Localizing Audio-Visual Deepfakes via Hierarchical Boundary Modeling
Xuanjun Chen 1, Shih-Peng Cheng 1, Jiawei Du 1, Lin Zhang 2, Xiaoxiao Miao 3, Chung-Che Wang 1, Haibin Wu , Hung-yi Lee 1, Jyh-Shing Roger Jang 1
Published on arXiv
2508.02000
Output Integrity Attack
OWASP ML Top 10 — ML09
Key Finding
HBMNet outperforms BA-TFD, BA-TFD+, and UMMAFormer on AV-Deepfake-1M for content-driven partial audio-visual deepfake localization and shows improved scalability with more training data.
HBMNet (Hierarchical Boundary Modeling Network)

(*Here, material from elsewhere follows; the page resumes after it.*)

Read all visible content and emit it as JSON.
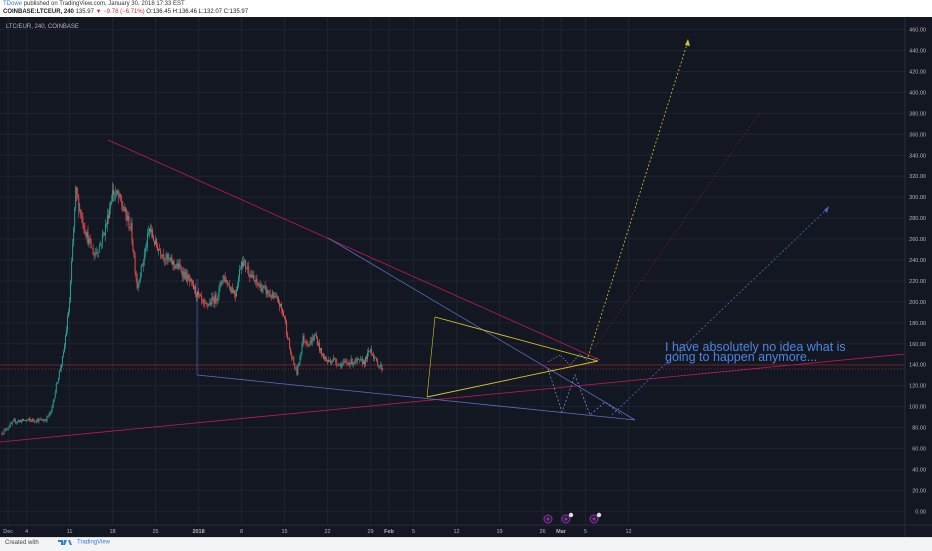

Novel technique introduced
Audio-visual temporal deepfake localization under the content-driven partial manipulation remains a highly challenging task. In this scenario, the deepfake regions are usually only spanning a few frames, with the majority of the rest remaining identical to the original. To tackle this, we propose a Hierarchical Boundary Modeling Network (HBMNet), which includes three modules: an Audio-Visual Feature Encoder that extracts discriminative frame-level representations, a Coarse Proposal Generator that predicts candidate boundary regions, and a Fine-grained Probabilities Generator that refines these proposals using bidirectional boundary-content probabilities. From the modality perspective, we enhance audio-visual learning through dedicated encoding and fusion, reinforced by frame-level supervision to boost discriminability. From the temporal perspective, HBMNet integrates multi-scale cues and bidirectional boundary-content relationships. Experiments show that encoding and fusion primarily improve precision, while frame-level supervision boosts recall. Each module (audio-visual fusion, temporal scales, bi-directionality) contributes complementary benefits, collectively enhancing localization performance. HBMNet outperforms BA-TFD and UMMAFormer and shows improved potential scalability with more training data.
Key Contributions
- HBMNet: a unified framework combining audio-visual feature encoding/fusion with hierarchical (coarse proposal + fine-grained frame-level) boundary modeling for temporal deepfake localization
- Bidirectional boundary-content probability modeling that captures both real-to-fake and fake-to-real transitions simultaneously
- Empirical finding that audio-visual fusion primarily improves precision while frame-level supervision boosts recall, with each module delivering complementary benefits
🛡️ Threat Analysis
Proposes a novel deepfake detection architecture for localizing AI-generated audio-visual manipulations — output integrity and AI-generated content detection. The contribution is a new forensic detection method (HBMNet), not a mere application of existing detectors.